A bull flag is correction or stall of upward price movement. We want to recognize them because they can be the middle of a two-legged move. If we use the flag as a measuring move, we get to a price of approximately 2470 on the S&P 500. Prices could get the target relatively quickly if the bulls continue to show their current enthusiasm. The next target price to the upside after the flag measured move would be approximately 2480, which is the height of the channel in which prices just broke out of.

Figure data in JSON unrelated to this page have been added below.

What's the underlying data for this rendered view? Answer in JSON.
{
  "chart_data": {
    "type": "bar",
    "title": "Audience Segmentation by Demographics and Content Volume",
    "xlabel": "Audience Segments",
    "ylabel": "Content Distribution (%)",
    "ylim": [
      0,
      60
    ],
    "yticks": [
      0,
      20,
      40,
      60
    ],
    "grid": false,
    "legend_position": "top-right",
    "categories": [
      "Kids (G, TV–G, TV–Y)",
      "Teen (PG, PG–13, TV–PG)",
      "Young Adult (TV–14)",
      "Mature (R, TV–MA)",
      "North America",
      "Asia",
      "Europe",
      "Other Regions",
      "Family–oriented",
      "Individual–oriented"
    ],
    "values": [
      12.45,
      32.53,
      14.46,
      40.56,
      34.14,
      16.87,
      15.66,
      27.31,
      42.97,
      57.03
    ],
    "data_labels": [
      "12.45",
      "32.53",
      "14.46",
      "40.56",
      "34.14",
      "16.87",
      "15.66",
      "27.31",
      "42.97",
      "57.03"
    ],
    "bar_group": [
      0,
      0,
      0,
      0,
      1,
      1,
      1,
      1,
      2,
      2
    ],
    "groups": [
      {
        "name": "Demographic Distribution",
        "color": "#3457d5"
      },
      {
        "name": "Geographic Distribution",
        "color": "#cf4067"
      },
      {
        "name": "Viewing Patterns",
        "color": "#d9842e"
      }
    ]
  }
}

Market breadth picked up this week with price. The longer-term breadth oscillator looks bullish while the shorter-term breadth indicator is more bearish. The shorter-term indicator is at the levels in which the S&P 1500 stalled three out of the three last times. Look at the chart below:
The market has been so strong that each pull back has not necessarily been a big swing down in price, but a sideways resting in price. If the overbought condition of the oscillator holds true to the last readings, it suggests at least a sideways direction of prices for the next couple to few weeks. There are no major economic reports scheduled for this week.
The long and short-term trend is up. We are arguably in the breakout to tight channel phase of an uptrend on the daily time frame. The next price target is 2470 on the high side and bulls will want to keep price above the 2400 level to show strength.